Dziś rano sprzed kościoła pw. NMP Królowej Polski w Głogowie wyruszyli pątnicy na rowerach. Na Jasną Górę dotrą w niedzielę.
Rejestracja uczestników i wydawanie chust pielgrzymów rozpoczęło się o godz. 6.30 rano. O 7.40 po błogosławieństwie miejscowego proboszcza ks. Witolda Pietscha na Jasną Górę wyruszyli pielgrzymi podzieleni na 14 grup. Każdej patronuje inny święty.
Pielgrzymi mają przed sobą ok. 300 km. Muszą je pokonać w cztery dni. - Dziennie pokonujemy od 70 do 100 km. Etapy liczą od około 10 do 20 km - wyjaśnia pilot pielgrzymki Mateusz Łopatko.
- Oczywiście nie tylko jedziemy na rowerach, ale codziennie uczestniczymy w Mszy św., nawiedzamy sanktuaria i kościoły, odmawiamy różaniec oraz koronkę do Miłosierdzia Bożego, a dzień kończymy adoracją Najświętszego Sakramentu - dodaje.
Do Matki Bożej na rowerach pojechało ok. 160 osób. - Jadę po raz pierwszy, ale mam nadzieję, że nie po raz ostatni. To konkretny wysiłek połączony z modlitwą. Chcę pomodlić się za rodzinę, za dzieci... Mam dwie flagi na rowerze. Polską i Maryjną bo jestem Polakiem i katolikiem - mówi z dumą Jarosław Bielawski.

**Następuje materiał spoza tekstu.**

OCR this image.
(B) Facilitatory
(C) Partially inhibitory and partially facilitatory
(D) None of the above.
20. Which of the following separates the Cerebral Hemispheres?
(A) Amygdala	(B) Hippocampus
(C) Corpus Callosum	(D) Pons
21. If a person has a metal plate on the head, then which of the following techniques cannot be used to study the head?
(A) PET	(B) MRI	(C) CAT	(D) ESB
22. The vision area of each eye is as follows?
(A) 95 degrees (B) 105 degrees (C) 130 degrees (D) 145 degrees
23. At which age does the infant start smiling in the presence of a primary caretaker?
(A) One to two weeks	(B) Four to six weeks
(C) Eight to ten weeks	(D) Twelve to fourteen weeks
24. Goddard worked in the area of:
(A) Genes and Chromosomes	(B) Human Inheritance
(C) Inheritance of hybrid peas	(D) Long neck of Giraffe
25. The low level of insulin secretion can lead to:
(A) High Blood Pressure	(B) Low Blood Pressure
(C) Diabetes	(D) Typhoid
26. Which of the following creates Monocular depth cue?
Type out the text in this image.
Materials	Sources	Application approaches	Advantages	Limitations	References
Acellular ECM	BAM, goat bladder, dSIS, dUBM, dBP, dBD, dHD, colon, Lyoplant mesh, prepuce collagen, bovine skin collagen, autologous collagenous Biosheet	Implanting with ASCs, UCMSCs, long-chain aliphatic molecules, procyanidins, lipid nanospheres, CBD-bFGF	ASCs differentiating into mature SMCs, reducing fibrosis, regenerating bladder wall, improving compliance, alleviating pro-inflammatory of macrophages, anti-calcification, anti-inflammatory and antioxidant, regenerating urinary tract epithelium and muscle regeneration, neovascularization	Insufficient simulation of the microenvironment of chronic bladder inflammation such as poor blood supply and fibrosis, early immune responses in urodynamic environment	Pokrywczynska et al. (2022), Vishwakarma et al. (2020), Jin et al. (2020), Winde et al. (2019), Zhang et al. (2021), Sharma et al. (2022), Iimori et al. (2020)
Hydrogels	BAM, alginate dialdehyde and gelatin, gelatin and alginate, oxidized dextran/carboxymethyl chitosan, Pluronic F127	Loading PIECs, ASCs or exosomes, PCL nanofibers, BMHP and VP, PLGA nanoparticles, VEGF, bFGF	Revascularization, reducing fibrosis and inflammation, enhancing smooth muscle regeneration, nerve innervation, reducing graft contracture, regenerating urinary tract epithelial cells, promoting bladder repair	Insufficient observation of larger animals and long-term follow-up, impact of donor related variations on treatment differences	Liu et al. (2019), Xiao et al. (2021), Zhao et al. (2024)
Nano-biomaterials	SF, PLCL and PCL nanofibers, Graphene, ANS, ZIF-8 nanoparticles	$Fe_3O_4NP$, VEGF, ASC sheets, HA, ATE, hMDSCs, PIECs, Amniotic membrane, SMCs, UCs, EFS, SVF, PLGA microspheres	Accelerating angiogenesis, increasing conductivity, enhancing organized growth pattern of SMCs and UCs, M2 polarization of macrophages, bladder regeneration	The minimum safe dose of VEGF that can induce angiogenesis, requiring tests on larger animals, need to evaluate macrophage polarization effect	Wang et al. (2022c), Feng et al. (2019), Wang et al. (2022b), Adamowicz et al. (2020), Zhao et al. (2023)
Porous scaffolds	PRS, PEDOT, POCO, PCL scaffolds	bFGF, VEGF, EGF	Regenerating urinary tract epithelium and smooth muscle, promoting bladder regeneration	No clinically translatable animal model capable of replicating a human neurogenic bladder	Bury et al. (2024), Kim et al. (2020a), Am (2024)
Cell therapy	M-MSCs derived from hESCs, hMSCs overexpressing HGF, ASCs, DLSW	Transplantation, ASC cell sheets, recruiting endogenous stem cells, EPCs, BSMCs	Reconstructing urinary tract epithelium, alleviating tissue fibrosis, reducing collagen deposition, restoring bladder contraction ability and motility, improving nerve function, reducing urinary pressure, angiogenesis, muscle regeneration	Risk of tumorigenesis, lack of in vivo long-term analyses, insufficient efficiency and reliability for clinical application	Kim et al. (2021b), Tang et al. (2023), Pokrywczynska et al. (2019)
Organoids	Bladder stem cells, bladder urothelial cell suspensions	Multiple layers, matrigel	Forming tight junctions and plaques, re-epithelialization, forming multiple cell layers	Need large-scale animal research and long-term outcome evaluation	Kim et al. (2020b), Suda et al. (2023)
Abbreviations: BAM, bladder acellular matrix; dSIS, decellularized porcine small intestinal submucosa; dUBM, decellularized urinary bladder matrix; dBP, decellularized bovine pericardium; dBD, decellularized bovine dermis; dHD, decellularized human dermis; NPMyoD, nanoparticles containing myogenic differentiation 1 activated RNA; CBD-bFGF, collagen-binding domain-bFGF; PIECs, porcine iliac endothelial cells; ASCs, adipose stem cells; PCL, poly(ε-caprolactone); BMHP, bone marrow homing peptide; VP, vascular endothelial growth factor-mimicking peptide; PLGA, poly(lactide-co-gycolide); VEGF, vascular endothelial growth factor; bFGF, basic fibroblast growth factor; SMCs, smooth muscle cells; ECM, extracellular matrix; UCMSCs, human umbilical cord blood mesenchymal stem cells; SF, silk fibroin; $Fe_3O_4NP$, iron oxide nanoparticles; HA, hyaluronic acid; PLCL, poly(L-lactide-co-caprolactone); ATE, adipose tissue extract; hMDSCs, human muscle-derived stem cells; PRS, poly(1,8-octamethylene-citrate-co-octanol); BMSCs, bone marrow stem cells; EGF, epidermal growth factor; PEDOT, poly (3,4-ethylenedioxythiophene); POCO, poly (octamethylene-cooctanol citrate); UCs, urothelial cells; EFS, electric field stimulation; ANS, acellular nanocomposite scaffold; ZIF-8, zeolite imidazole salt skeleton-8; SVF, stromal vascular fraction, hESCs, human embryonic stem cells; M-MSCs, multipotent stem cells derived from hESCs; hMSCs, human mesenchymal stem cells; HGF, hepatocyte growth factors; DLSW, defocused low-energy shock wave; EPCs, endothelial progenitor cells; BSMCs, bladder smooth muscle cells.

- Jadę w pielgrzymce po raz trzeci. Oczywiście wiozę ze sobą konkretne intencje. Ta pielgrzymka mnie "wciąga" chyba z kilku powodów: lubię jazdę rowerem, tu jest wyjątkowy klimat, a poza tym poznaję ciekawych ludzi. Dobrze wyrwać się z codzienności, żeby pomyśleć trochę nad swoim życiem - mówi Jolanta Mielnik z Radwanic.